No security for depositors.
Less capital appreciation.
No tax advantage : interest is taxable.
Hire Purchase
Hire Purchase Act 1972, defines a
hire purchase as an agreement under
which goods are let on hire and
under which the hirer has an option
to purchase them in accordance with
the terms of the agreement.
Hire Purchase Agreement
The hire purchase agreement contains the
following clauses:
The owner delivers possession of goods to a person, a
hirer, with the condition that such a person pays the
agreed amount in periodic instalments which is in the
nature of rental.
Instalment is inclusive of the principal and interest.
Specify the rights and obligations of the owner as well as
the hirer.
The ownership of the goods passes to the hirer only on
the payment of the last instalment.
The hirer has a right to terminate the agreement at any
time, before receiving the title in the property.
Features of Hire Purchase
A higher rate of interest can be charged .

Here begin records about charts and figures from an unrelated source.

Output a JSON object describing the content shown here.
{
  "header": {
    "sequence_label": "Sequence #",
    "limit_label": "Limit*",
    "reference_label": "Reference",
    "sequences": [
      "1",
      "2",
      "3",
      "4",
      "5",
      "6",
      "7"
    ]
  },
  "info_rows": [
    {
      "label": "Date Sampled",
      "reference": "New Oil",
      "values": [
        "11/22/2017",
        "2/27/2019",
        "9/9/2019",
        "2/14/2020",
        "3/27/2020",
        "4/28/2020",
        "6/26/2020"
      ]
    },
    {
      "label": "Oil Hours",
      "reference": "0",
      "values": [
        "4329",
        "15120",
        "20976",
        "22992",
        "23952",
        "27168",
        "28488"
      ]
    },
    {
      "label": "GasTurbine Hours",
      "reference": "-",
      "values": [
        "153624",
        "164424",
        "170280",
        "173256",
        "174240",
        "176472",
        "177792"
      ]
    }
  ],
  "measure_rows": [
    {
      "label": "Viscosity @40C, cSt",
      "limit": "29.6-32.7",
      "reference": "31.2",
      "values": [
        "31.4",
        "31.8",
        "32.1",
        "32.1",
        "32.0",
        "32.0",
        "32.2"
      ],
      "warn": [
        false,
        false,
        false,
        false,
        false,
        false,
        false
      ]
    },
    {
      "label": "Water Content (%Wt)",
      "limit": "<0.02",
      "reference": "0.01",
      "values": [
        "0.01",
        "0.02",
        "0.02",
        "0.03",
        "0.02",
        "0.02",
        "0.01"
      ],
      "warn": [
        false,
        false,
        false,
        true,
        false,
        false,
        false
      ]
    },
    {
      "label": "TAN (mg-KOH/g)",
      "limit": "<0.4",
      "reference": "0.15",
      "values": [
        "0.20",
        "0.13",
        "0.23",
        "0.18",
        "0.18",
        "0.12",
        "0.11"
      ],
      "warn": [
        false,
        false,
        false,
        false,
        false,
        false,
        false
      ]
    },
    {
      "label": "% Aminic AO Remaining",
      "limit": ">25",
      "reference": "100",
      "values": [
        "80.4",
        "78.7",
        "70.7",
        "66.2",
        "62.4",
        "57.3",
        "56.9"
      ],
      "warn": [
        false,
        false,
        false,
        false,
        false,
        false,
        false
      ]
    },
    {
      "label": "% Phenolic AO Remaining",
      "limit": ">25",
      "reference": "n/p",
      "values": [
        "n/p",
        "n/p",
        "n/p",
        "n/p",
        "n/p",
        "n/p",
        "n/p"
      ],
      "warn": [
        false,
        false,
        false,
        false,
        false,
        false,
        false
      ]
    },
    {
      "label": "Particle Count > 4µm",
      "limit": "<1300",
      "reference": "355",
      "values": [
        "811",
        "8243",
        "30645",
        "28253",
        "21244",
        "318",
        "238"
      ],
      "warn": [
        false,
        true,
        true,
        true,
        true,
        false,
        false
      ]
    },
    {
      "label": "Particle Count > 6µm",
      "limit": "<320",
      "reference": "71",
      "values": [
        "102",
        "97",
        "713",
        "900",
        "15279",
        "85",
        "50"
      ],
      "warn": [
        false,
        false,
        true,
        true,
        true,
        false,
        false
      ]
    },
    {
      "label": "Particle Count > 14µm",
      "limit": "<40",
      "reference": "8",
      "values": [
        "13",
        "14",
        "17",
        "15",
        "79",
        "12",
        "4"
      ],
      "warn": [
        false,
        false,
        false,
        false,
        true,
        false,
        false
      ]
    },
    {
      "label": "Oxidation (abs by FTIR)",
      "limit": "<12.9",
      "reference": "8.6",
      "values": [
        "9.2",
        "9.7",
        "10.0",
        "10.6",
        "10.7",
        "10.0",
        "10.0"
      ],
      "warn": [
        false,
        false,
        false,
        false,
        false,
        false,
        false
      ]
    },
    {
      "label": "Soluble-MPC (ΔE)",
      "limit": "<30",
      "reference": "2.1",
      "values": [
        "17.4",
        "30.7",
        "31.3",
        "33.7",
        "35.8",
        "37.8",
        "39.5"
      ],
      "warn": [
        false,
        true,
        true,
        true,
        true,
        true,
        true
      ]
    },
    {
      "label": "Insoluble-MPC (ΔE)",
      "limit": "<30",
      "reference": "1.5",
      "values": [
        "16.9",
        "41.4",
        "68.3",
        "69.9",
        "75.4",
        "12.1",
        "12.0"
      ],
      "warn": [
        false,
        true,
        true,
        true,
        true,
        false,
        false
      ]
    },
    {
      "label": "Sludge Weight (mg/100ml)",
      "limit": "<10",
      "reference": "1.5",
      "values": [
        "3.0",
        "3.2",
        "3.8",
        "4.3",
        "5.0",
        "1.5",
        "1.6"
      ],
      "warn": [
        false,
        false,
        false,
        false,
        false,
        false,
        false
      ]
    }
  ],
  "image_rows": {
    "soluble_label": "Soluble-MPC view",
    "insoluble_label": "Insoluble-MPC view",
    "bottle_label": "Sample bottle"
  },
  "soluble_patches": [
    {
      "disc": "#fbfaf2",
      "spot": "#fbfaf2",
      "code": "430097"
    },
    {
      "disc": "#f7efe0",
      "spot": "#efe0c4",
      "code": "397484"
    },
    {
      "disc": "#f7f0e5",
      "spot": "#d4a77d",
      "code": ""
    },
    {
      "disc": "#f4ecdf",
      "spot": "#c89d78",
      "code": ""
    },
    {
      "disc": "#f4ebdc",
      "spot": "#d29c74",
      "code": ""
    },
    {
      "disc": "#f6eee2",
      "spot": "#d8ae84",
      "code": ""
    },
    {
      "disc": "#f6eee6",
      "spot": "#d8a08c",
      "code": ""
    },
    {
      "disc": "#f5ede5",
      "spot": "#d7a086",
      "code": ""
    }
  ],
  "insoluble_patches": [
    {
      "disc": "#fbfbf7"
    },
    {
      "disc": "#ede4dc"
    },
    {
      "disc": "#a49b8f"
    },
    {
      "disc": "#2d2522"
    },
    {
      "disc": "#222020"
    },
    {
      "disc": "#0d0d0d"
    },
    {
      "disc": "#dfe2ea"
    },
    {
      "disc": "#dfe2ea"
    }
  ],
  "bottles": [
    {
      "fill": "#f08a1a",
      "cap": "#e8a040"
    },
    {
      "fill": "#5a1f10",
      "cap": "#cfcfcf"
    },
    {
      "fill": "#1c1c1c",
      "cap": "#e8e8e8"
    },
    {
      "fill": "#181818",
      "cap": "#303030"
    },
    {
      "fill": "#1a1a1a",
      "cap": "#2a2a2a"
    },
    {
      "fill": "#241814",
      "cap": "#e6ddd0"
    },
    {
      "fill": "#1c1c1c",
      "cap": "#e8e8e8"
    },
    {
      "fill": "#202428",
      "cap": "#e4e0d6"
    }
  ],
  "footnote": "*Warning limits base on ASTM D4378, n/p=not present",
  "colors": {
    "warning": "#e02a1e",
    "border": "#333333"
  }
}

As the calculation is on the original advance, higher
would be realized.
As the company is the owner of the asset in hire
purchase, attachment of the asset and subsequent
sales, even by private auction would keep the non-
performing assets low.
The possibility of defaults is very less in hire
purchase, as the borrowers would end up losing the
installments paid as well as the asset.
The company can effectively recycle the funds
recovered in hire purchase.
Tax consideration of Hire
Purchase
Income tax aspect : the hirer is entitled to the tax
shield on depreciation and on the consideration for
the hire.
Sales tax aspects:
For the purpose of levying sales tax, a sale is
deemed to take place only when the hirer exercises
an option to purchase.
When the hirer exercises the purchase option, the
amount of sales tax must be determined with
reference to the depreciated value of the goods.
The State in which the goods have been delivered is
entitled to levy and collect sales tax.
Sales tax cannot be levied on hire purchase transactions
structured by finance companies, provided these
companies are not dealers in the class of goods let on
hire.
There is no uniform rate of sales tax applicable to hire
purchase transactions as the rate varies from state to
state.
Interest Tax Aspects: the interest tax implications are:
Interest tax is payable on the total amount of interest
aggregating to a hire purchase company in the previous
year at the rate of 3 per cent.
The interest tax payable by the hire purchase company is
treated as tax deductible expenses for the purpose of
computing the taxable income under the Income Tax act.